Choose the experimental features you want to try

This document is an excerpt from the EUR-Lex website

Document 32008R0394

    Verordening (EG) nr. 394/2008 van de Commissie van 30 april 2008 tot wijziging van Verordening (EG) nr. 1266/2007 wat betreft de voorwaarden waaronder bepaalde dieren van vatbare soorten worden vrijgesteld van het verplaatsingsverbod overeenkomstig Richtlijn 2000/75/EG (Voor de EER relevante tekst)

    PB L 117 van 1.5.2008, p. 22–23 (BG, ES, CS, DA, DE, ET, EL, EN, FR, IT, LV, LT, HU, MT, NL, PL, PT, RO, SK, SL, FI, SV)

    Dit document is verschenen in een speciale editie. (HR)

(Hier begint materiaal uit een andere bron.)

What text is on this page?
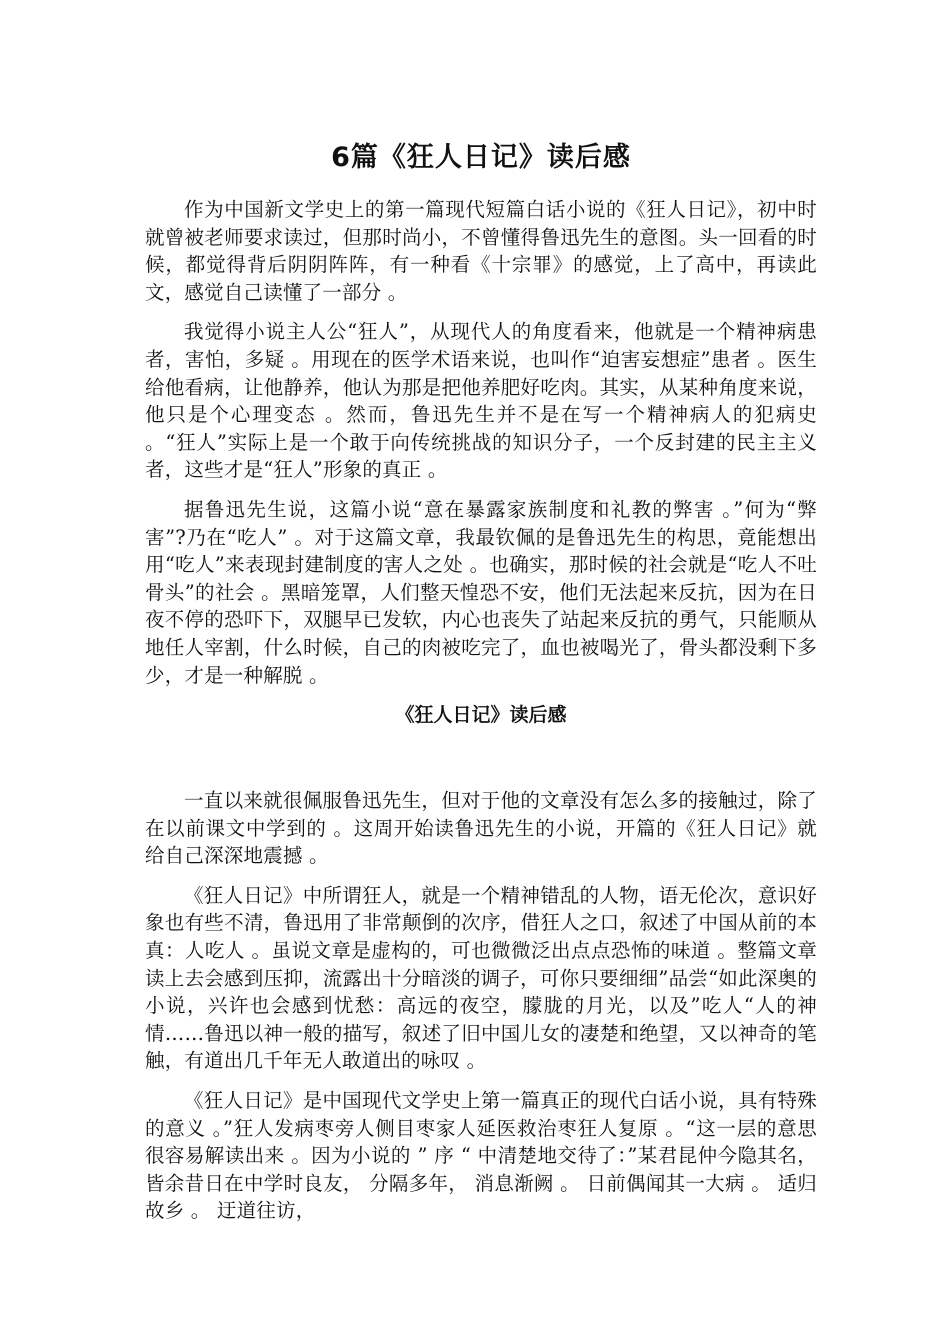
6篇《狂人日记》读后感

作为中国新文学史上的第一篇现代短篇白话小说的《狂人日记》，初中时就曾被老师要求读过，但那时尚小，不曾懂得鲁迅先生的意图。头一回看的时候，都觉得背后阴阴阵阵，有一种看《十宗罪》的感觉，上了高中，再读此文，感觉自己读懂了一部分 。

我觉得小说主人公“狂人”，从现代人的角度看来，他就是一个精神病患者，害怕，多疑 。用现在的医学术语来说，也叫作“迫害妄想症”患者 。医生给他看病，让他静养，他认为那是把他养肥好吃肉。其实，从某种角度来说，他只是个心理变态 。然而，鲁迅先生并不是在写一个精神病人的犯病史 。“狂人”实际上是一个敢于向传统挑战的知识分子，一个反封建的民主主义者，这些才是“狂人”形象的真正 。

据鲁迅先生说，这篇小说“意在暴露家族制度和礼教的弊害 。”何为“弊害”?乃在“吃人” 。对于这篇文章，我最钦佩的是鲁迅先生的构思，竟能想出用“吃人”来表现封建制度的害人之处 。也确实，那时候的社会就是“吃人不吐骨头”的社会 。黑暗笼罩，人们整天惶恐不安，他们无法起来反抗，因为在日夜不停的恐吓下，双腿早已发软，内心也丧失了站起来反抗的勇气，只能顺从地任人宰割，什么时候，自己的肉被吃完了，血也被喝光了，骨头都没剩下多少，才是一种解脱 。

《狂人日记》读后感

一直以来就很佩服鲁迅先生，但对于他的文章没有怎么多的接触过，除了在以前课文中学到的 。这周开始读鲁迅先生的小说，开篇的《狂人日记》就给自己深深地震撼 。

《狂人日记》中所谓狂人，就是一个精神错乱的人物，语无伦次，意识好象也有些不清，鲁迅用了非常颠倒的次序，借狂人之口，叙述了中国从前的本真：人吃人 。虽说文章是虚构的，可也微微泛出点点恐怖的味道 。整篇文章读上去会感到压抑，流露出十分暗淡的调子，可你只要细细”品尝“如此深奥的小说，兴许也会感到忧愁：高远的夜空，朦胧的月光，以及”吃人“人的神情……鲁迅以神一般的描写，叙述了旧中国儿女的凄楚和绝望，又以神奇的笔触，有道出几千年无人敢道出的咏叹 。

《狂人日记》是中国现代文学史上第一篇真正的现代白话小说，具有特殊的意义 。”狂人发病枣旁人侧目枣家人延医救治枣狂人复原 。“这一层的意思很容易解读出来 。因为小说的 ” 序 “ 中清楚地交待了：”某君昆仲今隐其名， 皆余昔日在中学时良友， 分隔多年， 消息渐阙 。 日前偶闻其一大病 。 适归故乡 。 迂道往访，
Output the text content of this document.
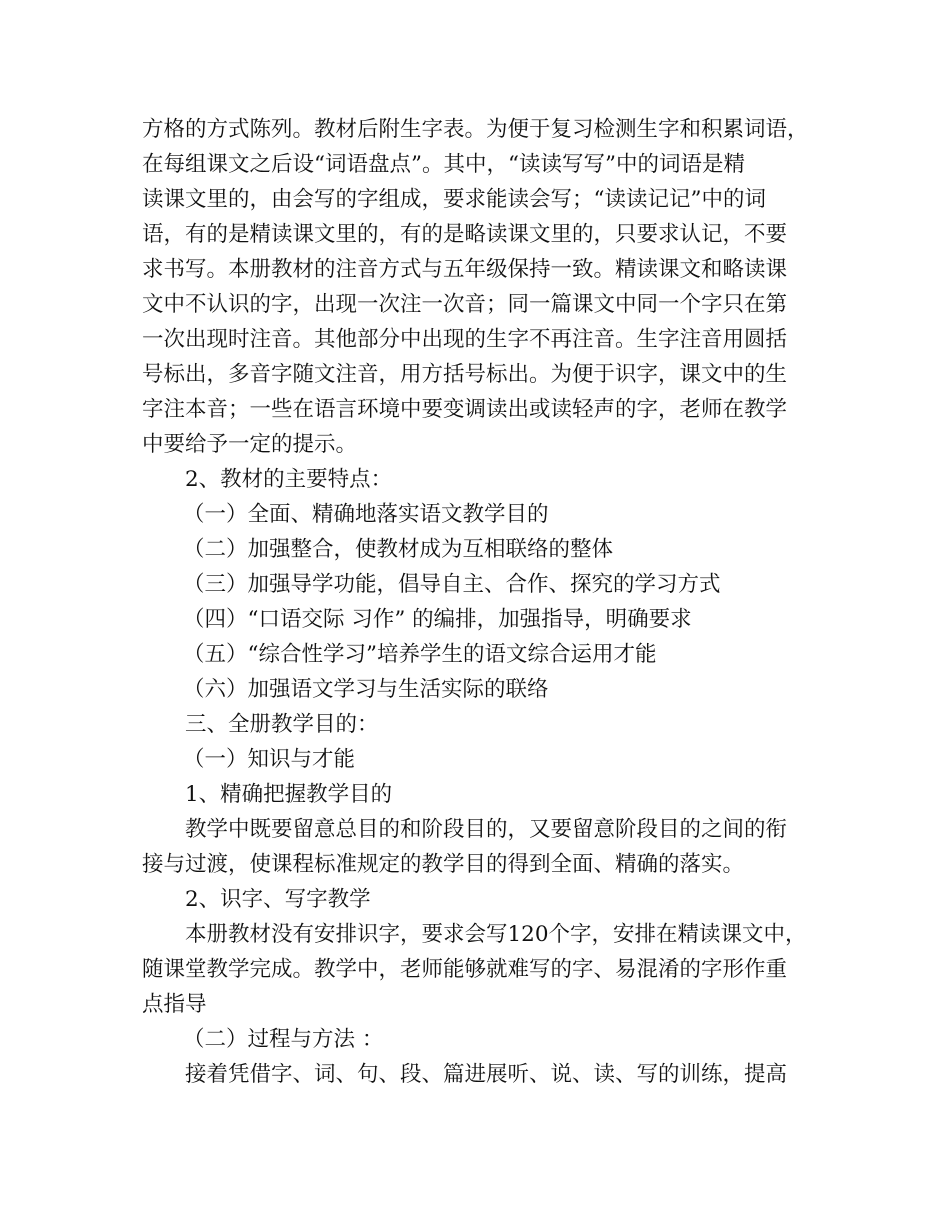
方格的方式陈列。教材后附生字表。为便于复习检测生字和积累词语，
在每组课文之后设“词语盘点”。其中，“读读写写”中的词语是精
读课文里的，由会写的字组成，要求能读会写；“读读记记”中的词
语，有的是精读课文里的，有的是略读课文里的，只要求认记，不要
求书写。本册教材的注音方式与五年级保持一致。精读课文和略读课
文中不认识的字，出现一次注一次音；同一篇课文中同一个字只在第
一次出现时注音。其他部分中出现的生字不再注音。生字注音用圆括
号标出，多音字随文注音，用方括号标出。为便于识字，课文中的生
字注本音；一些在语言环境中要变调读出或读轻声的字，老师在教学
中要给予一定的提示。
2、教材的主要特点：
（一）全面、精确地落实语文教学目的
（二）加强整合，使教材成为互相联络的整体
（三）加强导学功能，倡导自主、合作、探究的学习方式
（四）“口语交际 习作” 的编排，加强指导，明确要求
（五）“综合性学习”培养学生的语文综合运用才能
（六）加强语文学习与生活实际的联络
三、全册教学目的：
（一）知识与才能
1、精确把握教学目的
教学中既要留意总目的和阶段目的，又要留意阶段目的之间的衔
接与过渡，使课程标准规定的教学目的得到全面、精确的落实。
2、识字、写字教学
本册教材没有安排识字，要求会写120个字，安排在精读课文中，
随课堂教学完成。教学中，老师能够就难写的字、易混淆的字形作重
点指导
（二）过程与方法 ：
接着凭借字、词、句、段、篇进展听、说、读、写的训练，提高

    Legal status of the document No longer in force, Date of end of validity: 20/04/2021; stilzwijgende opheffing door 32020R0689

    ELI: http://data.europa.eu/eli/reg/2008/394/oj

    1.5.2008   

    NL

    Publicatieblad van de Europese Unie

    L 117/22


    VERORDENING (EG) Nr. 394/2008 VAN DE COMMISSIE

    van 30 april 2008

    tot wijziging van Verordening (EG) nr. 1266/2007 wat betreft de voorwaarden waaronder bepaalde dieren van vatbare soorten worden vrijgesteld van het verplaatsingsverbod overeenkomstig Richtlijn 2000/75/EG

    (Voor de EER relevante tekst)

    DE COMMISSIE VAN DE EUROPESE GEMEENSCHAPPEN,

    Gelet op het Verdrag tot oprichting van de Europese Gemeenschap,

    Gelet op Richtlijn 2000/75/EG van de Raad van 20 november 2000 tot vaststelling van specifieke bepalingen inzake de bestrijding en uitroeiing van bluetongue (1), en met name op artikel 9, lid 1, onder c), de artikelen 11 en 12 en artikel 19, derde alinea,

    Overwegende hetgeen volgt:

    (1)

    Verordening (EG) nr. 1266/2007 van de Commissie (2) stelt in verband met bluetongue bepalingen vast wat betreft de bestrijding, monitoring, surveillance en beperkingen op verplaatsingen van dieren in en uit de beperkingsgebieden. Voorts stelt die verordening vast onder welke voorwaarden vatbare dieren en sperma, eicellen en embryo's daarvan worden vrijgesteld van het verplaatsingsverbod overeenkomstig Richtlijn 2000/75/EG.

    (2)

    De afgelopen maanden is gebleken dat in een aantal lidstaten de doeltreffendheid van de maatregelen die zijn vastgelegd in Verordening (EG) nr. 1266/2007 om dieren tegen vectoren te beschermen, kan worden ondermijnd door een combinatie van factoren, waaronder de vectorsoort, de klimatologische omstandigheden en het type veehouderij van de vatbare herkauwers.

    (3)

    In afwachting van een nadere wetenschappelijke analyse van deze omstandigheden is het wenselijk de lidstaten van bestemming waarvoor het binnenbrengen van niet-immune dieren onder dergelijke omstandigheden een risico voor de diergezondheid kan opleveren, toe te staan aanvullende voorwaarden te verbinden aan de verplaatsing van niet-immune dieren, en wel aan de hand van een risicobeoordeling waarin rekening wordt gehouden met de entomologische en epidemiologische omstandigheden waarin de dieren worden binnengebracht. Deze aanvullende voorwaarden moeten beperkt zijn tot hetgeen noodzakelijk is om een doeltreffende bescherming van niet-immune dieren tegen vectoren te garanderen.

    (4)

    Het afschermen van dieren tegen vectoren is een bruikbaar en doeltreffend middel om jonge dieren tegen vectoren te beschermen, mits dit onder bepaalde voorwaarden gebeurt. Daarom moet het de lidstaten van bestemming worden toegestaan deze voorwaarden van toepassing te verklaren op het binnenbrengen van jonge, niet-immune dieren waarvoor vaccinatie niet haalbaar is. Aangezien dit de intracommunautaire handel zou beïnvloeden, moet de Commissie van het voornemen om deze aanvullende voorwaarden toe te passen in kennis worden gesteld, samen met alle informatie om te onderbouwen dat dit gerechtvaardigd is.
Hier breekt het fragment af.